Sanat, insanların duygularını çeşitli yöntemler ile dışa vurulmasıdır. Sanat, “Anna Karenina, Suç ve Ceza, Sefiller, İnce Memed, Yaşamak Ne Güzel Şey Taranta Babu, Mona Lisa, 7. Senfoni” insana has tüm duyguların, birbiriyle bağlantılı dansıdır, baktığında ürküten ama yakınına yaklaştın mı seni serinleten akarsudur.  Akarsu, belirli su kaynakları ile birleşip nasıl denize ulaşıyorsa, sanatta tüm kolları ile birlikte, bütün topluma ulaşıyor ve ulaşmaya da devam ediyor. 

Sanat, mağara resimlerinin, kil tablet üzerinde yazılan yazıların, kağıtların, kitapların ete kemiğe bürünüp, konuşmasıdır.

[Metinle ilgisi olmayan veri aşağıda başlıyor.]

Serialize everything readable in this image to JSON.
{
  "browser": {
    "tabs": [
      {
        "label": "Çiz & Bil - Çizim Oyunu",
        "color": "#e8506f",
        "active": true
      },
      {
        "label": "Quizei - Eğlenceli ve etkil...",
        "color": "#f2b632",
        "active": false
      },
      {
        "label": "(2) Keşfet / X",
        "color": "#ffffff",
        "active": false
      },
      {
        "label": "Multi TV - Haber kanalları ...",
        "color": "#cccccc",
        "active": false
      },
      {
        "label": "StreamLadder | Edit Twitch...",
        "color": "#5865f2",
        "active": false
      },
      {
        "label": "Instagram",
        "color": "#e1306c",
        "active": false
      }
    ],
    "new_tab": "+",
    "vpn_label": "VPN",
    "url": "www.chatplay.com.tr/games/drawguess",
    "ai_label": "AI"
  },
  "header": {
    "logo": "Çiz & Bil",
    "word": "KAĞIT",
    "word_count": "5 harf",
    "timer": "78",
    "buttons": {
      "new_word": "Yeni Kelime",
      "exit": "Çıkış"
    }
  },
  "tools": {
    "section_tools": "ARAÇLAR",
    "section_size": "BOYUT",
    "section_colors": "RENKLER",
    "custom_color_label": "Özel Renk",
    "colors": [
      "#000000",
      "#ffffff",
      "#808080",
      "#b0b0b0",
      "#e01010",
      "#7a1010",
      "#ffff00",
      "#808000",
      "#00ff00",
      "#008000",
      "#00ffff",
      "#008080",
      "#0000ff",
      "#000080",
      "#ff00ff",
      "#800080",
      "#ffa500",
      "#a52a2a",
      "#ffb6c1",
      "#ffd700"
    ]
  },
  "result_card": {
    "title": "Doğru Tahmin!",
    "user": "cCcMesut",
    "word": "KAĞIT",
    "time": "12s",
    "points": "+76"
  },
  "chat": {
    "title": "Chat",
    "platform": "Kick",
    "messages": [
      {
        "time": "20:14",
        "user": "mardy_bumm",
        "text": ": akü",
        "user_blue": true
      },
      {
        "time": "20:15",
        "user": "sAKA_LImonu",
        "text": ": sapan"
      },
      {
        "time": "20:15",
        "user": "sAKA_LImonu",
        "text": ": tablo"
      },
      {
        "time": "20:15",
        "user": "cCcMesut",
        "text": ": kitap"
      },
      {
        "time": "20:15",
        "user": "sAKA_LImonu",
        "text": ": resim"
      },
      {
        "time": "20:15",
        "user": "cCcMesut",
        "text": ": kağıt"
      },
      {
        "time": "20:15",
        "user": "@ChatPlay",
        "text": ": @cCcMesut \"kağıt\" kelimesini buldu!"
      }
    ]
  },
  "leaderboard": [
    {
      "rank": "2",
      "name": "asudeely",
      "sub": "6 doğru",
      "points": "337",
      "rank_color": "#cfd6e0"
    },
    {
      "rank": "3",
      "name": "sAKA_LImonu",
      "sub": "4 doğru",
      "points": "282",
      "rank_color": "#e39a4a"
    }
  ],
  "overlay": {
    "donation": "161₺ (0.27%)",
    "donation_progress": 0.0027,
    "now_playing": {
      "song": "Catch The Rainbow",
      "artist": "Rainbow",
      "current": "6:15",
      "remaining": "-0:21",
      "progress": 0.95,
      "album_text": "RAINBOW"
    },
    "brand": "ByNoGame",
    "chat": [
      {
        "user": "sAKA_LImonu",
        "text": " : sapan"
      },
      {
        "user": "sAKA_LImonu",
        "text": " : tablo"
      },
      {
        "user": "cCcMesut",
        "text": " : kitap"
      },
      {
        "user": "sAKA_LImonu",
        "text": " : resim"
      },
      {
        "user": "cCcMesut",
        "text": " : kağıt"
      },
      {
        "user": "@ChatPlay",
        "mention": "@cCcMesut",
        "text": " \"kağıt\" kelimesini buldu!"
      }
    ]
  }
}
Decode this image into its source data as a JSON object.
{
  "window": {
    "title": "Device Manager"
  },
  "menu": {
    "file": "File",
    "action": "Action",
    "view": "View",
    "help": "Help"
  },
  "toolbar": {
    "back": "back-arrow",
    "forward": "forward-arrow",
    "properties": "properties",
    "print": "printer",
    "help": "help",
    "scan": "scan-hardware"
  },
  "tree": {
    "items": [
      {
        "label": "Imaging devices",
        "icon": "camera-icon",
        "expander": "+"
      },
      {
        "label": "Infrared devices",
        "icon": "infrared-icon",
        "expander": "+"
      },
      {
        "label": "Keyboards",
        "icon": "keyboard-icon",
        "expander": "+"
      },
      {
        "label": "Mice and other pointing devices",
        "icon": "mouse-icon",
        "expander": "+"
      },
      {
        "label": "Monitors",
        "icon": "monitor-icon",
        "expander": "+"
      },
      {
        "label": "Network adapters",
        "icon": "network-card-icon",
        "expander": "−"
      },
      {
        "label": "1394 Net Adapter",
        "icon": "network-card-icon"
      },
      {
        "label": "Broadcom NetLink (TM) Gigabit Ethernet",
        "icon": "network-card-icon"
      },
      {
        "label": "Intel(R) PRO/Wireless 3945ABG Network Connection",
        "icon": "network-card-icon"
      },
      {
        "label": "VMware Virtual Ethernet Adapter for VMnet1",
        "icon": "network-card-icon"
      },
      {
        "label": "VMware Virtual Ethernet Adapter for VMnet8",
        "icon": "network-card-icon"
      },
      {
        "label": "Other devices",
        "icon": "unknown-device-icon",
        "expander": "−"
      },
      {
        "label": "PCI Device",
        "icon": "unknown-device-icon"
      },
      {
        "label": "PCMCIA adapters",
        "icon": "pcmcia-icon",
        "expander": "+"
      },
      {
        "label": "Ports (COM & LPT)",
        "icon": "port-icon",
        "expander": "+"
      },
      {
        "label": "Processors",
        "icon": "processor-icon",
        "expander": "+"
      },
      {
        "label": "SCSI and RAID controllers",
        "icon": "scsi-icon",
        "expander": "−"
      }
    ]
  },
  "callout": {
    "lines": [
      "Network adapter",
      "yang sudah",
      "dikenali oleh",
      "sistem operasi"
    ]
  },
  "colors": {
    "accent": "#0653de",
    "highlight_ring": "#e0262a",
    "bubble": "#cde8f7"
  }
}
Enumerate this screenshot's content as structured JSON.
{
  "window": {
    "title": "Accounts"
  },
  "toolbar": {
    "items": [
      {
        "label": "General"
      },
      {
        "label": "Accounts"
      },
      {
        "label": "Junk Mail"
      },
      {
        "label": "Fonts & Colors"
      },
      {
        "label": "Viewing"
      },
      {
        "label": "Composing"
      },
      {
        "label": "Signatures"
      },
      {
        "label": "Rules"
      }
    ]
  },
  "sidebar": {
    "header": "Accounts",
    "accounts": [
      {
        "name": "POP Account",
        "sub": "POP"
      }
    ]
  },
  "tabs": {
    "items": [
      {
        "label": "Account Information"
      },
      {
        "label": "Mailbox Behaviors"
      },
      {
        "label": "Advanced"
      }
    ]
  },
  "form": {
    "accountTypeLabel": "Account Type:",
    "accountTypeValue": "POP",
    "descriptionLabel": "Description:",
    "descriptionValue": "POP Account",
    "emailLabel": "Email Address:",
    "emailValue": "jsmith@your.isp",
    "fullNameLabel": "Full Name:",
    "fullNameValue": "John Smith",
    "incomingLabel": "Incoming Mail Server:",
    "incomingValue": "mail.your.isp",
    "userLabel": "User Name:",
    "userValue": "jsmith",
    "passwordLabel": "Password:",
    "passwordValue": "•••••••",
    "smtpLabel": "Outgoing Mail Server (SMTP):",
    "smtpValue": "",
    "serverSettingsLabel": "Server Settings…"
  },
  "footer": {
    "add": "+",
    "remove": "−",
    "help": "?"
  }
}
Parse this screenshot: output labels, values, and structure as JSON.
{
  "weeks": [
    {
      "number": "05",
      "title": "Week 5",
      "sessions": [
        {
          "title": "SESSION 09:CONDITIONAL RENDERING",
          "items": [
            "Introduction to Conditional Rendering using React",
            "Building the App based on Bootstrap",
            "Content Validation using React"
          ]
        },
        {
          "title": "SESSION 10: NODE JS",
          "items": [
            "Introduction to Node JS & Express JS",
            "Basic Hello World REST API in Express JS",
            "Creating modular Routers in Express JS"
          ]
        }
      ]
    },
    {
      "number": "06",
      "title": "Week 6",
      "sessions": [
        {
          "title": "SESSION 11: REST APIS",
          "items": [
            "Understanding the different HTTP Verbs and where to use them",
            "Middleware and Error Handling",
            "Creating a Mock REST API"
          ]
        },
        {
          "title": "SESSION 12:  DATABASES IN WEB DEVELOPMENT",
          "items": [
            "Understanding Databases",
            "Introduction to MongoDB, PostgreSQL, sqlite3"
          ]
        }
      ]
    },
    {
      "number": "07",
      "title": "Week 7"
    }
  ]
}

Sanatı, sanatçının ağzından dinleyecek olursak, İbrahim Müteferrika en büyük sanatçı olsa gerek. İnceliği, okumayı, öğrenmeyi ve eğitilmeyi bizlere sunandır o. 

Sanat, tüm güzel duyguları içimizde yeşerten, onları bilgi ile yoğurup, insanın kullanımına hazır hale getiren ve altın tepside sunan kelimenin değeri paha biçilmez varlığımızdır. Sanatın içerisinde olanlara gelecek olursak, sanatın içerisinde olanlar, kendilerini Dante’nin İlahi Komedyasındaki cennette, orhun kitabelerinin tüm mısralarında, İsa’nın son akşam yemeğinde, kısacası, müzikten, resime, resimden müziğe, müzikten heykeltraşlığa, kadar birçok nahif kollar tarafından sımsıkıca sarılmış bir halde bulurlar. 

Sanat ile doğmak, sanat ile büyümek, sanat ile yaşamak ve sanat ile ölmek dileğiyle.